CTV announces new additions to schedule

It’s the one with Chandler from Friends. Again. CTV announced last week that it has picked up 11 new series for its 2014-15 lineup, including a companion show to Arrow called The Flash, the Batman backstory Gotham, and an update to the 1970s sitcom The Odd Couple, with Matthew Perry in the Oscar Madison role […]

It’s the one with Chandler from Friends. Again.

CTV announced last week that it has picked up 11 new series for its 2014-15 lineup, including a companion show to Arrow called The Flash, the Batman backstory Gotham, and an update to the 1970s sitcom The Odd Couple, with Matthew Perry in the Oscar Madison role made famous by Jack Klugman (funny, he seems a bit too fastidious to play a slob).

Other additions to the schedule include the mid-season show CSI: Cyber, yet another iteration of the long-running CSI franchise starring Patricia Arquette (any discussion on which Who song will serve as its theme should begin here). Another new addition—and, judging by some initial reviews, a bona fide contender for first-fall-show-to-be-cancelled—is The McCarthys, which was originally conceived as a single-camera comedy, but retooled as a multi-camera show. On the plus side, it stars the typically reliable Laurie Metcalf (Roseanne, The Big Bang Theory).

Phil King, president of CTV, sports and entertainment programming, said The McCarthys was the funniest comedy network brass saw at the L.A. Screenings, which, if those early reviews are to be believed, could mean a real dearth of laughs for viewers next season.

New series How to Get Away with Murder is from Shonda Rhimes

King said dramatic programming was “particularly strong,” with several potential break-out hits, including How to Get Away with Murder, the new series from hit-maker Shonda Rhimes (Grey’s Anatomy, Scandal) and the Captain America spinoff, Marvel’s Agent Carter.

“We were very impressed by the quality of programming at the screenings this year, and feel confident we’ve come home with the best TV programs available,” said King.

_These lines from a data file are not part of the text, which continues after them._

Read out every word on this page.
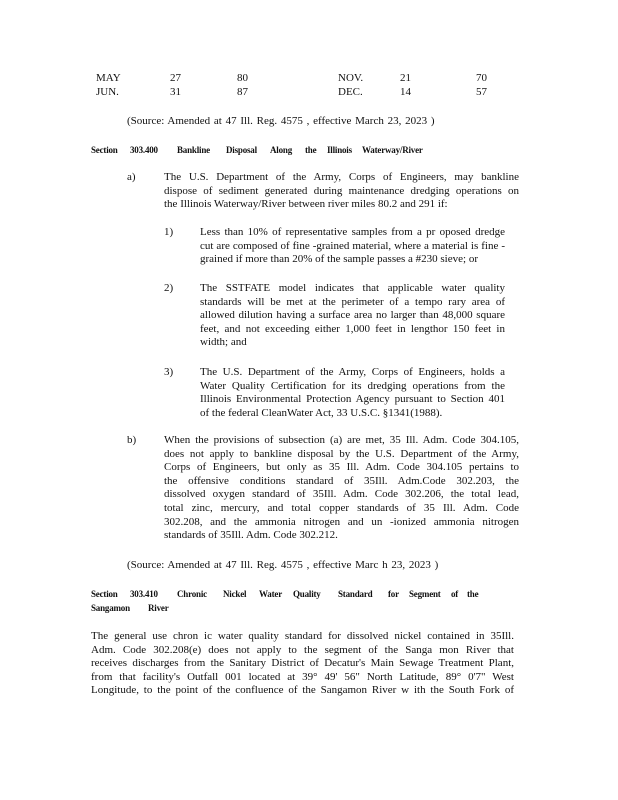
MAY	27	80	NOV.	21	70
JUN.	31	87	DEC.	14	57
(Source: Amended at 47 Ill. Reg. 4575 , effective March 23, 2023 )
Section 303.400 Bankline Disposal Along the Illinois Waterway/River
a)	The U.S. Department of the Army, Corps of Engineers, may bankline
dispose of sediment generated during maintenance dredging operations on
the Illinois Waterway/River between river miles 80.2 and 291 if:
1) Less than 10% of representative samples from a pr oposed dredge
cut are composed of fine -grained material, where a material is fine -
grained if more than 20% of the sample passes a #230 sieve; or
2) The SSTFATE model indicates that applicable water quality
standards will be met at the perimeter of a tempo rary area of
allowed dilution having a surface area no larger than 48,000 square
feet, and not exceeding either 1,000 feet in lengthor 150 feet in
width; and
3) The U.S. Department of the Army, Corps of Engineers, holds a
Water Quality Certification for its dredging operations from the
Illinois Environmental Protection Agency pursuant to Section 401
of the federal CleanWater Act, 33 U.S.C. §1341(1988).
b)	When the provisions of subsection (a) are met, 35 Ill. Adm. Code 304.105,
does not apply to bankline disposal by the U.S. Department of the Army,
Corps of Engineers, but only as 35 Ill. Adm. Code 304.105 pertains to
the offensive conditions standard of 35Ill. Adm.Code 302.203, the
dissolved oxygen standard of 35Ill. Adm. Code 302.206, the total lead,
total zinc, mercury, and total copper standards of 35 Ill. Adm. Code
302.208, and the ammonia nitrogen and un -ionized ammonia nitrogen
standards of 35Ill. Adm. Code 302.212.
(Source: Amended at 47 Ill. Reg. 4575 , effective Marc h 23, 2023 )
Section 303.410 Chronic Nickel Water Quality Standard for Segment of the
Sangamon River
The general use chron ic water quality standard for dissolved nickel contained in 35Ill.
Adm. Code 302.208(e) does not apply to the segment of the Sanga mon River that
receives discharges from the Sanitary District of Decatur's Main Sewage Treatment Plant,
from that facility's Outfall 001 located at 39° 49' 56" North Latitude, 89° 0'7" West
Longitude, to the point of the confluence of the Sangamon River w ith the South Fork of
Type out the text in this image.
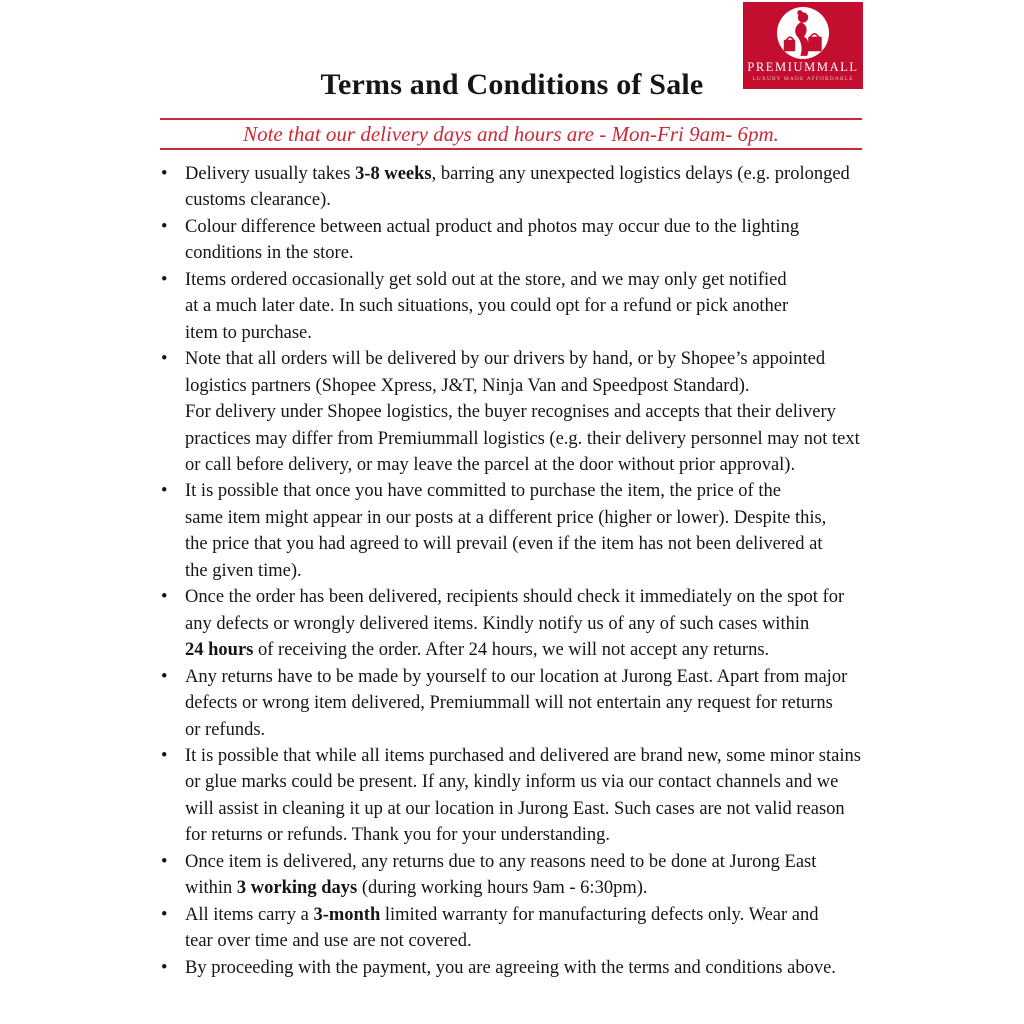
PREMIUMMALL
LUXURY MADE AFFORDABLE
Terms and Conditions of Sale
Note that our delivery days and hours are - Mon-Fri 9am- 6pm.
• Delivery usually takes 3-8 weeks, barring any unexpected logistics delays (e.g. prolonged
customs clearance).
• Colour difference between actual product and photos may occur due to the lighting
conditions in the store.
• Items ordered occasionally get sold out at the store, and we may only get notified
at a much later date. In such situations, you could opt for a refund or pick another
item to purchase.
• Note that all orders will be delivered by our drivers by hand, or by Shopee’s appointed
logistics partners (Shopee Xpress, J&T, Ninja Van and Speedpost Standard).
For delivery under Shopee logistics, the buyer recognises and accepts that their delivery
practices may differ from Premiummall logistics (e.g. their delivery personnel may not text
or call before delivery, or may leave the parcel at the door without prior approval).
• It is possible that once you have committed to purchase the item, the price of the
same item might appear in our posts at a different price (higher or lower). Despite this,
the price that you had agreed to will prevail (even if the item has not been delivered at
the given time).
• Once the order has been delivered, recipients should check it immediately on the spot for
any defects or wrongly delivered items. Kindly notify us of any of such cases within
24 hours of receiving the order. After 24 hours, we will not accept any returns.
• Any returns have to be made by yourself to our location at Jurong East. Apart from major
defects or wrong item delivered, Premiummall will not entertain any request for returns
or refunds.
• It is possible that while all items purchased and delivered are brand new, some minor stains
or glue marks could be present. If any, kindly inform us via our contact channels and we
will assist in cleaning it up at our location in Jurong East. Such cases are not valid reason
for returns or refunds. Thank you for your understanding.
• Once item is delivered, any returns due to any reasons need to be done at Jurong East
within 3 working days (during working hours 9am - 6:30pm).
• All items carry a 3-month limited warranty for manufacturing defects only. Wear and
tear over time and use are not covered.
• By proceeding with the payment, you are agreeing with the terms and conditions above.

Other additions to the CTV lineup include mid-season dramas American Crime, written, directed and produced by John Ridley—who wrote and produced Oscar winner 12 Years a Slave—and starring Felicity Huffman (Desperate Housewives) and Timothy Hutton, as well as the murder thriller Secrets and Lies, starring Ryan Phillippe and Juliette Lewis.

CTV will unveil its complete fall schedule, as well as that of CTV Two, on June 5.